Wired on the proposed “Earn It” legislation.

 

https://www.wired.co...-on-encryption/

 

 

 

"This is a profoundly awful proposal on multiple levels," says Julian Sanchez, a senior fellow at the Cato Institute, of the EARN IT Act. "It uses the laudable aim of fighting child exploitation to cynically launder law enforcement’s unsuccessful, decades-long effort to undermine strong end-to-end encryption. And it codifies the idea of using Section 230 immunity—without which no online platform could realistically risk hosting user-generated content at scale—as a cudgel to force private businesses to adopt government-approved content moderation practices."

 

 

 

"Encryption remains the elephant in the room," James Brokenshire, the United Kingdom's security minister, said during the DOJ press conference. "I’ve got to say that putting our children at risk for what I believe are marginal privacy gains is something I really struggle to believe any of us want."

 

#### off.

 

Privacy and security experts unanimously disagree with Brokenshire's assessment.
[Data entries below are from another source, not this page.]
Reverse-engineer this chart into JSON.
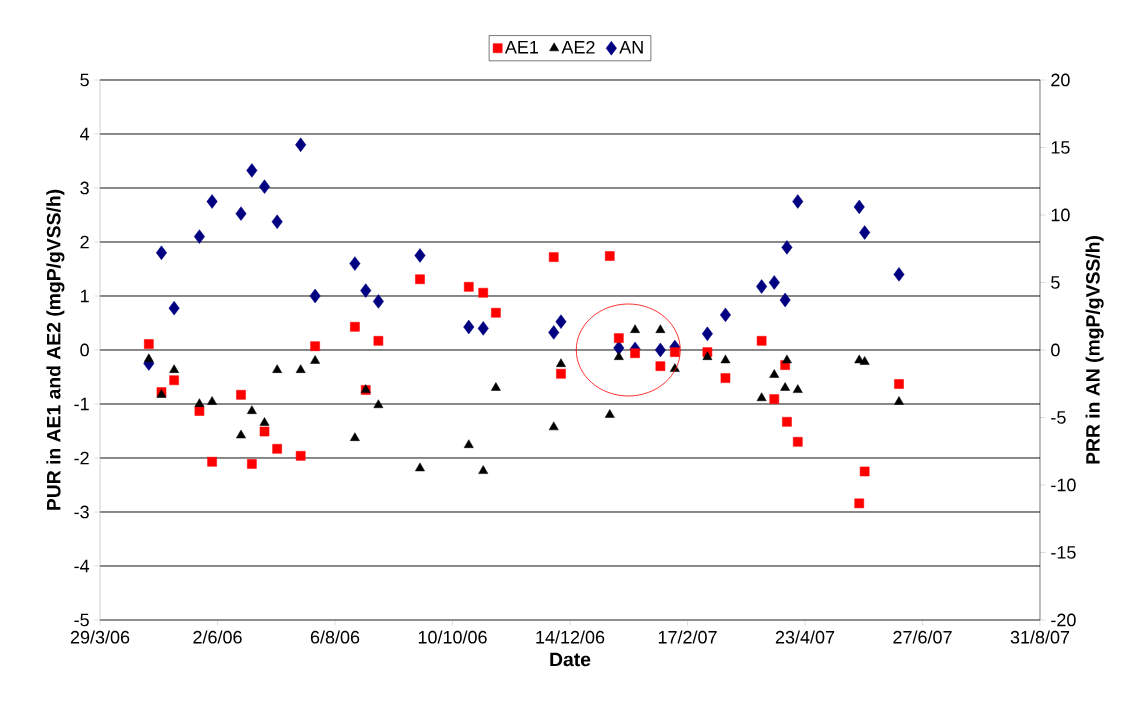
{
  "chart_data": {
    "type": "scatter",
    "xlabel": "Date",
    "ylabel": "PUR in AE1 and AE2 (mgP/gVSS/h)",
    "y2label": "PRR in AN (mgP/gVSS/h)",
    "x": [
      "2006-04-25",
      "2006-05-02",
      "2006-05-09",
      "2006-05-23",
      "2006-05-30",
      "2006-06-15",
      "2006-06-21",
      "2006-06-28",
      "2006-07-05",
      "2006-07-18",
      "2006-07-26",
      "2006-08-17",
      "2006-08-23",
      "2006-08-30",
      "2006-09-22",
      "2006-10-19",
      "2006-10-27",
      "2006-11-03",
      "2006-12-05",
      "2006-12-09",
      "2007-01-05",
      "2007-01-10",
      "2007-01-19",
      "2007-02-02",
      "2007-02-10",
      "2007-02-28",
      "2007-03-10",
      "2007-03-30",
      "2007-04-06",
      "2007-04-12",
      "2007-04-13",
      "2007-04-19",
      "2007-05-23",
      "2007-05-26",
      "2007-06-14"
    ],
    "series": [
      {
        "name": "AE1",
        "color": "#ff0000",
        "marker": "square",
        "values": [
          0.11,
          -0.78,
          -0.56,
          -1.13,
          -2.07,
          -0.83,
          -2.11,
          -1.51,
          -1.83,
          -1.96,
          0.07,
          0.43,
          -0.74,
          0.17,
          1.31,
          1.17,
          1.06,
          0.69,
          1.72,
          -0.44,
          1.74,
          0.22,
          -0.06,
          -0.3,
          -0.04,
          -0.04,
          -0.52,
          0.17,
          -0.91,
          -0.28,
          -1.33,
          -1.7,
          -2.84,
          -2.25,
          -0.63
        ]
      },
      {
        "name": "AE2",
        "color": "#000000",
        "marker": "triangle",
        "values": [
          -0.17,
          -0.83,
          -0.37,
          -1.0,
          -0.96,
          -1.58,
          -1.13,
          -1.35,
          -0.37,
          -0.37,
          -0.2,
          -1.63,
          -0.74,
          -1.02,
          -2.19,
          -1.76,
          -2.24,
          -0.7,
          -1.43,
          -0.26,
          -1.2,
          -0.13,
          0.37,
          0.37,
          -0.35,
          -0.13,
          -0.19,
          -0.89,
          -0.46,
          -0.7,
          -0.19,
          -0.74,
          -0.19,
          -0.22,
          -0.96
        ]
      },
      {
        "name": "AN",
        "color": "#000080",
        "marker": "diamond",
        "axis": "y2",
        "values": [
          -1.0,
          7.2,
          3.1,
          8.4,
          11.0,
          10.1,
          13.3,
          12.1,
          9.5,
          15.2,
          4.0,
          6.4,
          4.4,
          3.6,
          7.0,
          1.7,
          1.6,
          null,
          1.3,
          2.1,
          null,
          0.15,
          0.07,
          0.0,
          0.22,
          1.2,
          2.6,
          4.7,
          5.0,
          3.7,
          7.6,
          11.0,
          10.6,
          8.7,
          5.6
        ]
      }
    ],
    "xlim": [
      "2006-03-29",
      "2007-08-31"
    ],
    "xticks": [
      {
        "value": "2006-03-29",
        "label": "29/3/06"
      },
      {
        "value": "2006-06-02",
        "label": "2/6/06"
      },
      {
        "value": "2006-08-06",
        "label": "6/8/06"
      },
      {
        "value": "2006-10-10",
        "label": "10/10/06"
      },
      {
        "value": "2006-12-14",
        "label": "14/12/06"
      },
      {
        "value": "2007-02-17",
        "label": "17/2/07"
      },
      {
        "value": "2007-04-23",
        "label": "23/4/07"
      },
      {
        "value": "2007-06-27",
        "label": "27/6/07"
      },
      {
        "value": "2007-08-31",
        "label": "31/8/07"
      }
    ],
    "ylim": [
      -5,
      5
    ],
    "yticks": [
      -5,
      -4,
      -3,
      -2,
      -1,
      0,
      1,
      2,
      3,
      4,
      5
    ],
    "y2lim": [
      -20,
      20
    ],
    "y2ticks": [
      -20,
      -15,
      -10,
      -5,
      0,
      5,
      10,
      15,
      20
    ],
    "grid": "y",
    "legend": "top"
  }
}
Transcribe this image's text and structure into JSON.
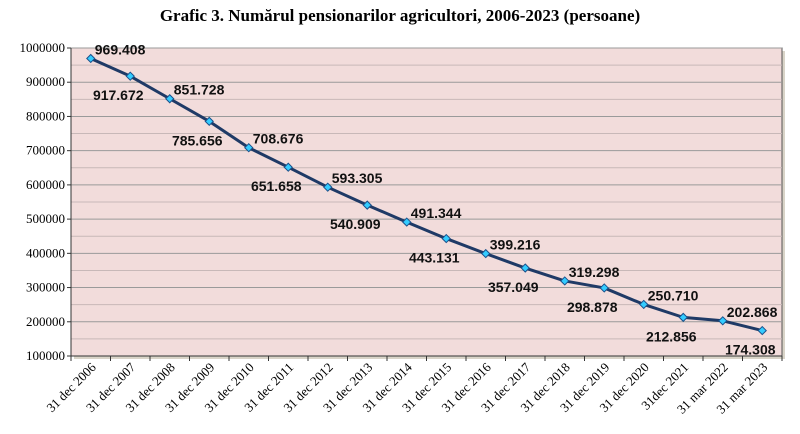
{
  "chart_data": {
    "type": "line",
    "title": "Grafic 3. Numărul pensionarilor agricultori, 2006-2023 (persoane)",
    "xlabel": "",
    "ylabel": "",
    "ylim": [
      100000,
      1000000
    ],
    "yticks": [
      "100000",
      "200000",
      "300000",
      "400000",
      "500000",
      "600000",
      "700000",
      "800000",
      "900000",
      "1000000"
    ],
    "grid": true,
    "legend": "none",
    "categories": [
      "31 dec 2006",
      "31 dec 2007",
      "31 dec 2008",
      "31 dec 2009",
      "31 dec 2010",
      "31 dec 2011",
      "31 dec 2012",
      "31 dec 2013",
      "31 dec 2014",
      "31 dec 2015",
      "31 dec 2016",
      "31 dec 2017",
      "31 dec 2018",
      "31 dec 2019",
      "31 dec 2020",
      "31dec 2021",
      "31 mar 2022",
      "31 mar 2023"
    ],
    "values": [
      969408,
      917672,
      851728,
      785656,
      708676,
      651658,
      593305,
      540909,
      491344,
      443131,
      399216,
      357049,
      319298,
      298878,
      250710,
      212856,
      202868,
      174308
    ],
    "data_labels": [
      "969.408",
      "917.672",
      "851.728",
      "785.656",
      "708.676",
      "651.658",
      "593.305",
      "540.909",
      "491.344",
      "443.131",
      "399.216",
      "357.049",
      "319.298",
      "298.878",
      "250.710",
      "212.856",
      "202.868",
      "174.308"
    ],
    "colors": {
      "plot_bg": "#f2dcdb",
      "line": "#1f3a66",
      "marker": "#33ccff",
      "grid": "#a6a6a6"
    }
  }
}
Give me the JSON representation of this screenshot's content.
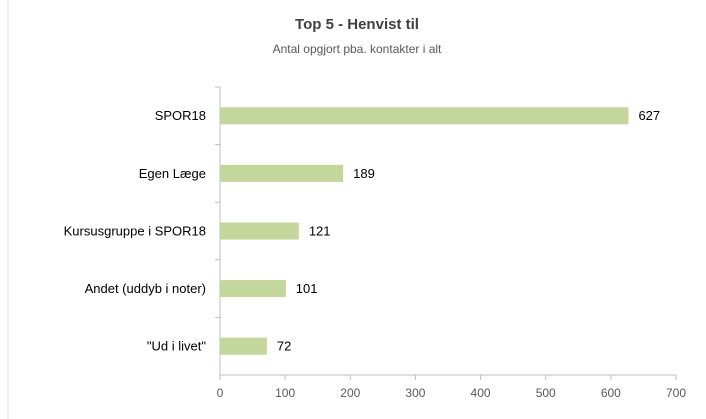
{
  "chart_data": {
    "type": "bar",
    "orientation": "horizontal",
    "title": "Top 5 - Henvist til",
    "subtitle": "Antal opgjort pba. kontakter i alt",
    "categories": [
      "SPOR18",
      "Egen Læge",
      "Kursusgruppe i SPOR18",
      "Andet (uddyb i noter)",
      "\"Ud i livet\""
    ],
    "values": [
      627,
      189,
      121,
      101,
      72
    ],
    "color": "#c3d69b",
    "xlim": [
      0,
      700
    ],
    "xticks": [
      0,
      100,
      200,
      300,
      400,
      500,
      600,
      700
    ]
  }
}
The argument they have made for decades in defense of encryption is that any measure that undermines or eliminates it would expose millions of vulnerable people to invasive surveillance by both governments and criminals, like abusers. Meanwhile, in a world without strong encryption protections for regular people, governments and criminals would be the two main groups that would inevitably maintain exempt or illegal access to strongly encrypted tools.